Faço esse preâmbulo, reforçando-o, por estar retornando a velhas análises, agora renovadas em outro contexto, que irão permitir-me lançar a culpa dessa tragédia social sobre todos nós, cada um com sua maior ou menor parcela de responsabilidade. Nos 1960, nos 1970, começou essa nossa lassidão social. O medo, acompanhado da covardia, paralisou lideranças e silenciou consciências. O jurista Pedro Aleixo – e vice-presidente do primeiro momento do regime militar – advertiu o país: “O perigo da ditadura está no guarda da esquina.”

Ele estava absolutamente certo. Foram os “guardas da esquina” – policiais civis e militares, prefeitos, vereadores, governadores, juízes, promotores, clubes de serviço – que se tornaram cúmplices do terror. Alguns, mais realistas do que o rei. Em Piracicaba, um prefeito tomado do fervor do ódio, foi propor, à Justiça, construir uma cela especial para nela eu ficar detido, pois, por falta de tal dispositivo, eu fora mandado à prisão domiciliar.
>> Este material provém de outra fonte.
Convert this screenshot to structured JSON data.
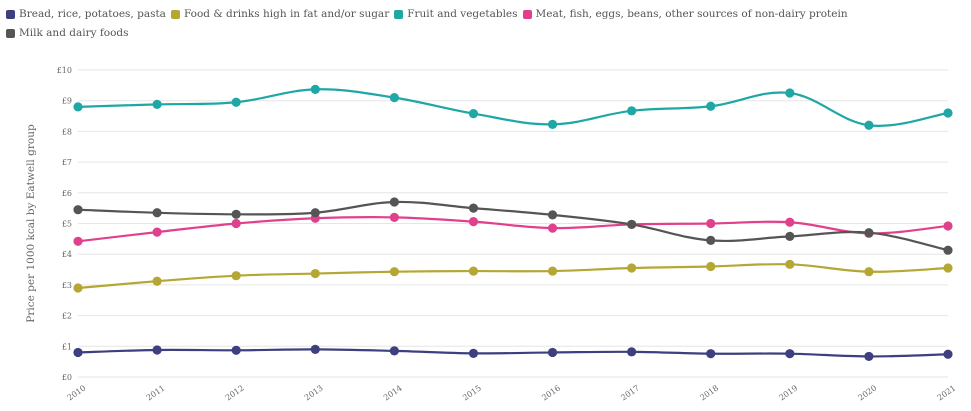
{
  "chart_data": {
    "type": "line",
    "title": "",
    "xlabel": "",
    "ylabel": "Price per 1000 kcal by Eatwell group",
    "x": [
      "2010",
      "2011",
      "2012",
      "2013",
      "2014",
      "2015",
      "2016",
      "2017",
      "2018",
      "2019",
      "2020",
      "2021"
    ],
    "y_ticks": [
      "£0",
      "£1",
      "£2",
      "£3",
      "£4",
      "£5",
      "£6",
      "£7",
      "£8",
      "£9",
      "£10"
    ],
    "ylim": [
      0,
      10
    ],
    "grid": "horizontal",
    "legend_position": "top-left",
    "series": [
      {
        "name": "Bread, rice, potatoes, pasta",
        "color": "#3d3f7e",
        "values": [
          0.8,
          0.88,
          0.87,
          0.9,
          0.85,
          0.77,
          0.8,
          0.82,
          0.76,
          0.76,
          0.67,
          0.74
        ]
      },
      {
        "name": "Food & drinks high in fat and/or sugar",
        "color": "#b5a733",
        "values": [
          2.9,
          3.12,
          3.3,
          3.37,
          3.43,
          3.45,
          3.45,
          3.55,
          3.6,
          3.67,
          3.43,
          3.55
        ]
      },
      {
        "name": "Fruit and vegetables",
        "color": "#1fa7a6",
        "values": [
          8.8,
          8.88,
          8.95,
          9.37,
          9.1,
          8.58,
          8.23,
          8.67,
          8.82,
          9.25,
          8.2,
          8.6
        ]
      },
      {
        "name": "Meat, fish, eggs, beans, other sources of non-dairy protein",
        "color": "#e0418c",
        "values": [
          4.42,
          4.72,
          5.0,
          5.17,
          5.2,
          5.06,
          4.85,
          4.97,
          5.0,
          5.04,
          4.68,
          4.92
        ]
      },
      {
        "name": "Milk and dairy foods",
        "color": "#555555",
        "values": [
          5.45,
          5.35,
          5.3,
          5.35,
          5.7,
          5.5,
          5.28,
          4.97,
          4.45,
          4.58,
          4.7,
          4.13
        ]
      }
    ]
  }
}
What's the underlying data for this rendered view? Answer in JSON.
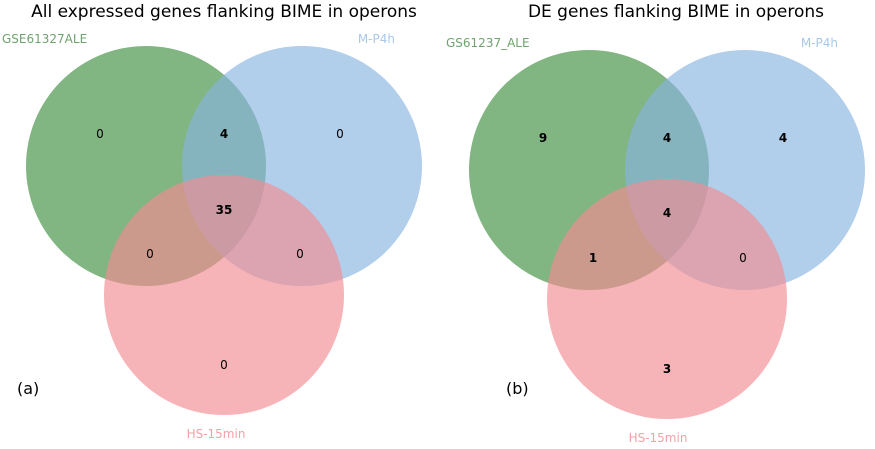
{
  "colors": {
    "set_a": "#3e8d3e",
    "set_b": "#87b4e0",
    "set_c": "#f38c92",
    "label_a": "#6fa36f",
    "label_b": "#a9c8e8",
    "label_c": "#f0a2a6"
  },
  "panels": [
    {
      "panel_label": "(a)",
      "title": "All expressed genes flanking BIME in operons",
      "sets": [
        "GSE61327ALE",
        "M-P4h",
        "HS-15min"
      ],
      "regions": {
        "a_only": "0",
        "b_only": "0",
        "c_only": "0",
        "ab": "4",
        "ac": "0",
        "bc": "0",
        "abc": "35"
      },
      "bold_regions": [
        "ab",
        "abc"
      ]
    },
    {
      "panel_label": "(b)",
      "title": "DE genes flanking BIME in operons",
      "sets": [
        "GS61237_ALE",
        "M-P4h",
        "HS-15min"
      ],
      "regions": {
        "a_only": "9",
        "b_only": "4",
        "c_only": "3",
        "ab": "4",
        "ac": "1",
        "bc": "0",
        "abc": "4"
      },
      "bold_regions": [
        "a_only",
        "b_only",
        "c_only",
        "ab",
        "ac",
        "abc"
      ]
    }
  ]
}
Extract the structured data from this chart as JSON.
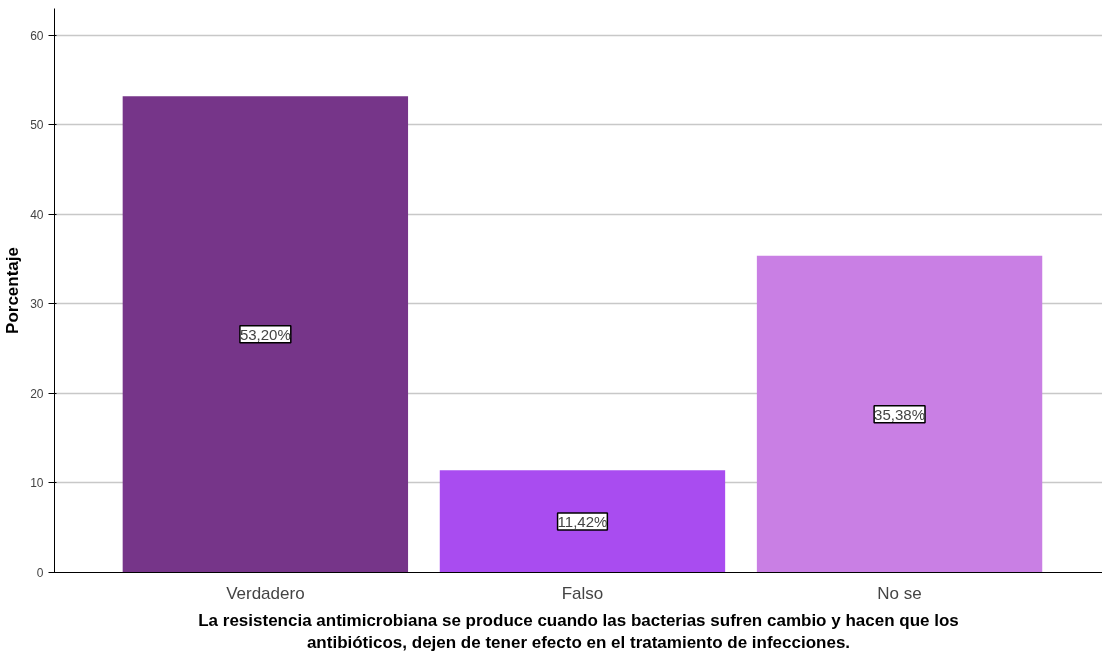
{
  "chart_data": {
    "type": "bar",
    "xlabel": "La resistencia antimicrobiana se produce cuando las bacterias sufren cambio y hacen que los antibióticos, dejen de tener efecto en el tratamiento de infecciones.",
    "ylabel": "Porcentaje",
    "categories": [
      "Verdadero",
      "Falso",
      "No se"
    ],
    "values": [
      53.2,
      11.42,
      35.38
    ],
    "colors": [
      "#763589",
      "#a94cf0",
      "#c97fe4"
    ],
    "value_labels": [
      "53,20%",
      "11,42%",
      "35,38%"
    ],
    "ylim": [
      0,
      63
    ],
    "yticks": [
      0,
      10,
      20,
      30,
      40,
      50,
      60
    ],
    "grid": "y"
  }
}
Naqueles anos, amigos generosos me perguntavam: “Por que você, se os bandidos poderosos estão soltos?” Confesso e admito que, em momentos de desânimo e prostração, eu também me perguntava: “Por que eu, se os bandidos estão soltos?” Eram dores de um homem mais jovem. Foi-me uma profunda e sólida lição de vida, lição da fatuidade, da finitude, da justiça como ideal e não como realidade. Agora, amigos também generosos, diante da violência gratuita e estúpida – e posteriores enfermidades – me perguntaram se eu não me indaguei, desolado: “Por que eu? Por que comigo?”
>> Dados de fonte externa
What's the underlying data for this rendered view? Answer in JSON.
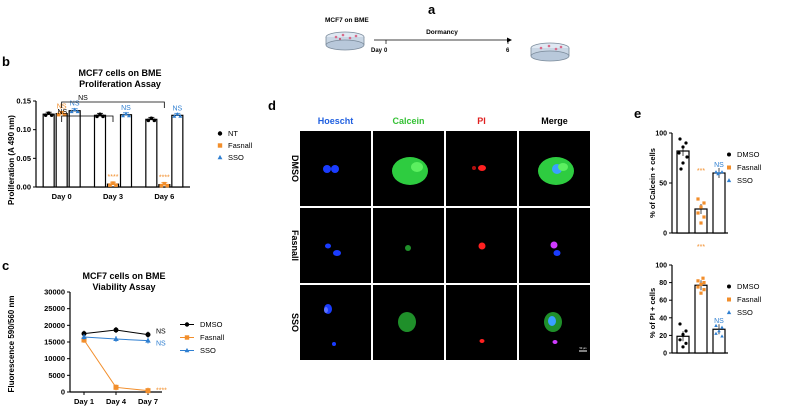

Não, não me perguntei. Acontecera, em mim e comigo, o que está acontecendo com todos, o que minhas lutas advertiram inutilmente, o que me transformou em verdadeiro otário – diante da visão materialista dos poderosos – ao prever a que ponto chegaríamos. Milhares e milhares estão sendo agredidos, violados, roubados, atemorizados, aterrorizados diante da violência gratuita, diante da impunidade vergonhosa, diante de políticas também municipais interesseiras, grupais e não coletivas. A esses meus amigos, respondi e respondo: “E por que não aconteceria comigo? E por que não comigo?” Acontecerá,também, com prefeitos, vereadores, juízes, promotores, delegados – que, afinal de contas – com ou sem cargos, com ou sem títulos – são frágeis como qualquer um do povo.

Manterei essas reflexões como missão. Pois ser jornalista é ter missão. E me sinto ainda mais fortalecido agora que me informaram: o Estado brasileiro reconheceu-me como perseguido político, vítima das injustiças e irá desculpar-se comigo. Isso, para mim, tem apenas um significado, valioso: a luta foi honrada e legítima. E valeu a pena.